Si finisce con il racconto di Fabio sull’ideazione della nuova etichetta: in fondo un vino così buono deve necessariamente essere vestito con eleganza.
Applausi per Monica e Fabio e la loro azienda.
La giornata finisce con una bella passeggiata in una splendida Siena, in confusione per la festa della Tartuca vincitrice del palio speciale del 20 Ottobre, dedicato al Centenario della prima guerra mondiale.
Il mattino seguente in una fresca domenica di Novembre torno a passeggiare in una Siena stavolta vuota ma di una bellezza disarmante. La mia colazione, con piacere, la faccio al bar pasticceria e forno Corsini, dove adoro sedermi al tavolo e gustarne i prodotti, di loro ho già parlato (http://www.ilgourmeterrante.it/sito/corsini-si-fatta-la-mostra-non-solo-siena/)
Si torna a camminare per prepararsi alla terza verticale di questa edizione di Sangiovese Purosangue.
Azienda Col d’Orcia, vino Brunello di Montalcino Riserva Poggio al Vento in sei annate.
Di seguito le mie impressioni sui vini che erano nei miei bicchieri:
Poggio al Vento Riserva 1990, sembra un vino appena uscito da barrique e imbottigliato. Pizzica in punta lingua, poi nel palato è divertente. Per questa bottiglia è stato il giusto momento (89);
Poggio al Vento Riserva 1995. Di fronte a quest’annata mi preparo sempre con tanta curiosità, sapendo quasi al 100% di bere grandi vini. Vale anche per questo Brunello ricco di profumi, classe, finezza e lunghezza. Vino intrigante, un’ottima bevuta (93+);
Poggio al Vento Riserva 1997, vino chiuso, gli lascio delle chance per l’acidità ma non mi convince, peccato (??);
Poggio al Vento Riserva 1999, al profumo già si ha la sensazione di una bottiglia stanca. Si ripete al palato, peccato (84);
Poggio al Vento Riserva 2006, vino cotto nei profumi, al palato emerge l’alcol, non va proprio. Meglio la seconda bottiglia (88);
Poggio al Vento Riserva 2010, al profumo percepisco un eccesso di frutto che riscontro anche al palato, sento molto l’alcol ed è corto. Lo aspetterei con piacere e poi chissà… (87).

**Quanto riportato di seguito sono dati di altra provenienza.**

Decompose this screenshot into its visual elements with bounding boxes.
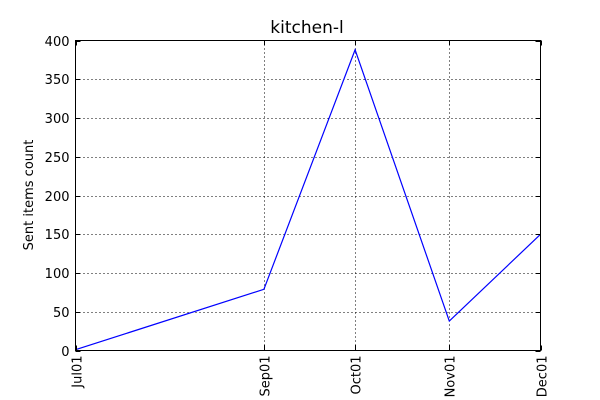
x-tick-label: Oct01 <box>350 356 365 395</box>
grid-layer <box>75 40 541 351</box>
x-tick-label: Dec01 <box>536 356 551 398</box>
plot-frame <box>75 40 541 351</box>
y-tick-label: 200 <box>45 190 70 205</box>
y-axis-label: Sent items count <box>22 140 37 251</box>
y-tick-label: 0 <box>61 345 69 360</box>
chart-title: kitchen-l <box>270 18 343 38</box>
y-tick-label: 50 <box>53 306 70 321</box>
y-tick-label: 250 <box>45 151 70 166</box>
x-tick-label: Sep01 <box>259 356 274 397</box>
y-tick-label: 100 <box>45 267 70 282</box>
tick-layer: 0 50 100 150 200 250 300 350 400 Jul01 Sep01 Oct01 N… <box>45 35 551 397</box>
series-layer <box>75 48 541 351</box>
y-tick-label: 150 <box>45 228 70 243</box>
y-tick-label: 350 <box>45 73 70 88</box>
x-tick-label: Jul01 <box>71 356 86 389</box>
series-line <box>75 48 541 351</box>
y-tick-label: 300 <box>45 112 70 127</box>
x-tick-label: Nov01 <box>444 356 459 398</box>
y-tick-label: 400 <box>45 35 70 50</box>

Finita la verticale, posso solo complimentarmi con il Conte Marone Cinzano per avermi consentito di conoscere di più lui ed il suo operato.
Dopo una bella pausa tra le strade di Siena nel pomeriggio si continua a degustare tra i banchi di assaggio. Diversi i vini che mi sono piaciuti, specialmente quelli che nel mio errare ho avuto modo di degustare meno.

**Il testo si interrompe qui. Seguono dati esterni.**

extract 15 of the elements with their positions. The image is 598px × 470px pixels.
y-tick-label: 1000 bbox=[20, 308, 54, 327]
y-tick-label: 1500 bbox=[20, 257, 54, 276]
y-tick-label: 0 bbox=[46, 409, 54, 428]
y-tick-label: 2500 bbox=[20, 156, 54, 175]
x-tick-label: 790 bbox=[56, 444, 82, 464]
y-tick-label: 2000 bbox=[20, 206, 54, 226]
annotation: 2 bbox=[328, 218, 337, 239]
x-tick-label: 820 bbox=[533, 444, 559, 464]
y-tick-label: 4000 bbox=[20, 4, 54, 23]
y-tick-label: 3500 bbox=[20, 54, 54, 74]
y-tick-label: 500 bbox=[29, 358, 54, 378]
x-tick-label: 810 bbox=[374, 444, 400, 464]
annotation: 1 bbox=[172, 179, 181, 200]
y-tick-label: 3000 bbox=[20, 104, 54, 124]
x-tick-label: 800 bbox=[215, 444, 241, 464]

Il primo è una novità assoluta: Fattoria La Striscia – Occhini IGT 2015, un vino piacevolissimo, di grande bevibilità.
Buono anche Cantina Ripoli – Chianti Classico DOCG 2016, intrigante e da risentire il prima possibile.
Infine Villa Calcinaia Conti Capponi – Vigna Bastignano, ormai una certezza.
Incontro Armando Terenzi e decido di ripartire con lui, il mio paesello è lontano e alla comodità di tornare in macchina non si rinuncia mai. Così, con un giorno di anticipo, concludo un interessantissimo Sangiovese Purosangue senese: Davide Bonucci insieme a Marina Ciancaglini e all’Enoclub Siena sono una vera garanzia.